The effect of folate deficiency on apoptosis varies in different studies. Folate deficiency triggers an oxidative-nitrosative stress-mediated apoptosis in RINm5F Pancreatic Islet β cells [14], while it induces cell apoptosis via a cell cycle arrest mechanism in mouse embryonic stem cells [16]. The NF-κB pathway and Bcl2-related mechanism are also involved in two independent studies [13,29]. However, David Garcia Crespo et al. [15] found that folate deficiency decreased apoptosis in normal mouse intestines. This result was not unexpected because previous studies have shown that the effect of folate deficiency is highly cell-specific in gene expression [30] and that the effect may vary between different mouse strains [31]. Thus, we first focused on the effect of folate deficiency on apoptosis of endometrium decidual cells and demonstrated that the natural apoptotic process of decidual cells was suppressed under maternal folate-deficient conditions. Furthermore, decidualization of endometrial stromal cells was impaired in pregnant mice, which was consistent with previous findings indicating that apoptosis is an important component of the decidualization process [32]. However, we proposed that impaired decidualization of the endometrium by folate deficiency may contribute to fetal abnormalities, as previous studies have shown that BMP2, a well-known marker of decidualization, plays an important role in cephalic neural tube closure [33,34]. Thus, further studies are needed to confirm this hypothesis.
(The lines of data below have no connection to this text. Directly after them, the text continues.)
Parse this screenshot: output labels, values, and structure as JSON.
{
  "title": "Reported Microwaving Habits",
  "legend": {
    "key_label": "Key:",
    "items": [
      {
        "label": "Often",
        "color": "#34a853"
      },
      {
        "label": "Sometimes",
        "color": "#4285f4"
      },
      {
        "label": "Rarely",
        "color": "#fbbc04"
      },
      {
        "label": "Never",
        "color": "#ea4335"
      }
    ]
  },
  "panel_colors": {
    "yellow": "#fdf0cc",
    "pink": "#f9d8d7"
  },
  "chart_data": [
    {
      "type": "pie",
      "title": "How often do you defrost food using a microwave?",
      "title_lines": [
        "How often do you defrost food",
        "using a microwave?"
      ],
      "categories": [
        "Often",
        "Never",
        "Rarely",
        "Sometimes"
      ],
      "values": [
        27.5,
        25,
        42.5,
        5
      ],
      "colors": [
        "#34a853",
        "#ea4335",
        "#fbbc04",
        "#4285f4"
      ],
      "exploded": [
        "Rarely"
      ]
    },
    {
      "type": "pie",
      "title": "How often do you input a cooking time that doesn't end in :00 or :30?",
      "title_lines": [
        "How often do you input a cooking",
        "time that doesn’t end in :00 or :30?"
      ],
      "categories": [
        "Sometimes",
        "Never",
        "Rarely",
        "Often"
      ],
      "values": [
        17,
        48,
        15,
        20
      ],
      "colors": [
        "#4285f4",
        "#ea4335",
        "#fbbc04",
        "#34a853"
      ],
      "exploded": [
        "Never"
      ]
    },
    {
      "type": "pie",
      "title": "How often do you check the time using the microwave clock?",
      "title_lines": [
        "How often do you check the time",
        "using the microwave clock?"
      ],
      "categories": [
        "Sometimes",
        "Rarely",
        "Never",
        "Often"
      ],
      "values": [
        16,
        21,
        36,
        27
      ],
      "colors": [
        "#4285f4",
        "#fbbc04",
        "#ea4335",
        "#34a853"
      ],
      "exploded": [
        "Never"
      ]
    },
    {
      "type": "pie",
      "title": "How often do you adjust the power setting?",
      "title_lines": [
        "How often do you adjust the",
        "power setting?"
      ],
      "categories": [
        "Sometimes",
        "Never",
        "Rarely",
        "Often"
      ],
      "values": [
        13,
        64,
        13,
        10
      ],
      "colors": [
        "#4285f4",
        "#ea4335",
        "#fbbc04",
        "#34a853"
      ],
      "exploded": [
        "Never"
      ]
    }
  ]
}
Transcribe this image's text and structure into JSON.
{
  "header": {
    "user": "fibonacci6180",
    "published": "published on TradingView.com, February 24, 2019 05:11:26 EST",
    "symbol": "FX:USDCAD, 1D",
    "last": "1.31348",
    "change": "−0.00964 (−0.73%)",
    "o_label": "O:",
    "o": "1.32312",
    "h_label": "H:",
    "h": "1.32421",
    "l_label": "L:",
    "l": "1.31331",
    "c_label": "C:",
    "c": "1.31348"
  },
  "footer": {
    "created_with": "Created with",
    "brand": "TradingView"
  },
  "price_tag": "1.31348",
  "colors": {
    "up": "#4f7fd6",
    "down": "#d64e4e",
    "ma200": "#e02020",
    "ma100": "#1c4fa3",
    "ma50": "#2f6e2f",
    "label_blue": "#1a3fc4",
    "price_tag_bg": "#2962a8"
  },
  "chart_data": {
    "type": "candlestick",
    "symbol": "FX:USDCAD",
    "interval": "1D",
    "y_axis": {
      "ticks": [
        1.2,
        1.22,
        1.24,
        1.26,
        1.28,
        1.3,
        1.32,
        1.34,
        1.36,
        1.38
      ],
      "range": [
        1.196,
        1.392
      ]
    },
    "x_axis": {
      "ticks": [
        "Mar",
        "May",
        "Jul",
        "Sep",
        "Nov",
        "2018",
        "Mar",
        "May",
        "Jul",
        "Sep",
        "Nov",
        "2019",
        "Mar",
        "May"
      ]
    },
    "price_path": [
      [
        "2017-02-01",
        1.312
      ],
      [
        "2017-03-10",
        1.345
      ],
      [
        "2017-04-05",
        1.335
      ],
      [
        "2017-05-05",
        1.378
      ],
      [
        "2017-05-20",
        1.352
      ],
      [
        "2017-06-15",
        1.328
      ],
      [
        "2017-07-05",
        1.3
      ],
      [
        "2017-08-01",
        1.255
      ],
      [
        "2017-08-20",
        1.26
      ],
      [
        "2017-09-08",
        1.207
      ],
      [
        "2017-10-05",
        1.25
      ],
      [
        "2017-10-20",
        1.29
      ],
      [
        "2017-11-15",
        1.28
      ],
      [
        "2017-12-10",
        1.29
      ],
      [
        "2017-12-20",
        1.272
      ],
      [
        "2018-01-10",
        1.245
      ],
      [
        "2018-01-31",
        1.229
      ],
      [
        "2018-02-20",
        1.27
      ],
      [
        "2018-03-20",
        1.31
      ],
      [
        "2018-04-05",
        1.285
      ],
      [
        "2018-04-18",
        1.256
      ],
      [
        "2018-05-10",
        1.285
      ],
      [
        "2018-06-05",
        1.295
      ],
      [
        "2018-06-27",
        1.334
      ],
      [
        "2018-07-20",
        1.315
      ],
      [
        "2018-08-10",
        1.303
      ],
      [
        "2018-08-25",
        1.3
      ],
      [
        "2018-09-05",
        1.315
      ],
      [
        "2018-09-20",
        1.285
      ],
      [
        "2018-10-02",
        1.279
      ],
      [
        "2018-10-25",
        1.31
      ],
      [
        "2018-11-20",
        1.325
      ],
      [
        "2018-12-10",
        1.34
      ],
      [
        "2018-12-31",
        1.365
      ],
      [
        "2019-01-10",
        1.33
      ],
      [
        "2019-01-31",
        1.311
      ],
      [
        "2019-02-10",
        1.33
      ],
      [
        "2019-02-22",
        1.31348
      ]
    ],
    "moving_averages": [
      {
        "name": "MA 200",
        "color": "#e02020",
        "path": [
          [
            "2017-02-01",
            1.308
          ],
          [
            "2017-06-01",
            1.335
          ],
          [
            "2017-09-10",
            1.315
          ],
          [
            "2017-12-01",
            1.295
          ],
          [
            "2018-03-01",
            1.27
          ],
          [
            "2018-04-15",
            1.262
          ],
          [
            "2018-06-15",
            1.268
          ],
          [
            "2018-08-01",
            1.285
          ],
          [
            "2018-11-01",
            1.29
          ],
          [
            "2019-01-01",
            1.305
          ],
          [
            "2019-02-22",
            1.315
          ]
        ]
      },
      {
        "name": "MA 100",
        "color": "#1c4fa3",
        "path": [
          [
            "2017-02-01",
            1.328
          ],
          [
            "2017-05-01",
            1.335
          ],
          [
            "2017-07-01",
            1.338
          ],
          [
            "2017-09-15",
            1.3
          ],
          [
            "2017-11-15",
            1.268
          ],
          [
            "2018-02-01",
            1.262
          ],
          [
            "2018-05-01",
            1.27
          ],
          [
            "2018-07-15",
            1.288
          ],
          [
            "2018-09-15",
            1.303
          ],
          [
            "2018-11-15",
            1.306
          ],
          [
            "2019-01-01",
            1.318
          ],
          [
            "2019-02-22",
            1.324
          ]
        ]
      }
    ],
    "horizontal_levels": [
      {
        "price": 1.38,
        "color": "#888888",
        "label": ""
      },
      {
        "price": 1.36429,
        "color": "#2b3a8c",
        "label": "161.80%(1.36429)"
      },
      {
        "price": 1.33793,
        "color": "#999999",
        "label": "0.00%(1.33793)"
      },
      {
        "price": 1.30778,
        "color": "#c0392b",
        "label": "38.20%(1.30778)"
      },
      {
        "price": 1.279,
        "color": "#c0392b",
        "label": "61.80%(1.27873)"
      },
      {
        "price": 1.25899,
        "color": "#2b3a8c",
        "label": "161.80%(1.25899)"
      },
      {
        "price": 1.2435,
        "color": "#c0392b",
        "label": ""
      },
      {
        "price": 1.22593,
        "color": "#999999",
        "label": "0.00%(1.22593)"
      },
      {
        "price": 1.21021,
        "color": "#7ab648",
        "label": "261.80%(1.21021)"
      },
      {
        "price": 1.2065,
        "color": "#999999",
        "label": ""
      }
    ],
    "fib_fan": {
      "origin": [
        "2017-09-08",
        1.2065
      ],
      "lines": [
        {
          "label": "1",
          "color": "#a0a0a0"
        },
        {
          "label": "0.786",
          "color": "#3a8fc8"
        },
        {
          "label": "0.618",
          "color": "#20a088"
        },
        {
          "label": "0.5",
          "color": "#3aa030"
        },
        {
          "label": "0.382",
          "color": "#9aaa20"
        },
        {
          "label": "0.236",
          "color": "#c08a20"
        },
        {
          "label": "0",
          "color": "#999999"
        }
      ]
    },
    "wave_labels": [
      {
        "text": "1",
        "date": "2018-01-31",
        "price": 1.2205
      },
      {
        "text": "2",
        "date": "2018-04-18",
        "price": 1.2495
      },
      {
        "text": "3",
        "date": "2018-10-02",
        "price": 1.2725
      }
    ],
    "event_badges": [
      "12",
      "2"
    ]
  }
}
This study enriched our awareness that folate deficiency disrupts the proliferation-apoptosis balance and that the mitochondrial apoptosis pathway of endometrial decidual cells was inhibited in folate-deficient pregnant mice. Furthermore, decidualization was impaired. Although future investigations are needed to clarify the molecular mechanisms underlying the effects of folate deficiency on the expression of genes related to the mitochondrial apoptosis pathway and the effect of the folate metabolic pathway on apoptosis of decidual cells, we must first understand the harmful effects of folate deficiency that occur at the time point after embryo implantation. This time point is earlier than the acknowledged period when the neural tube develops, and disrupted decidualization of the uterine endometrium by folate deficiency may have a significant effect on undesirable pregnancy outcomes.

5. Conclusions

In this study, we proved that folate deficiency decreased apoptosis of the endometrium decidual cells in pregnant mice. And the disturbed proliferation-apoptosis balance could contribute to impaired decidulization process, which is vital important for embryonic development after embryo implantation. In addition, we speculated that folate deficiency may have an important effect on mitochondrial apoptosis pathway in decidual cells.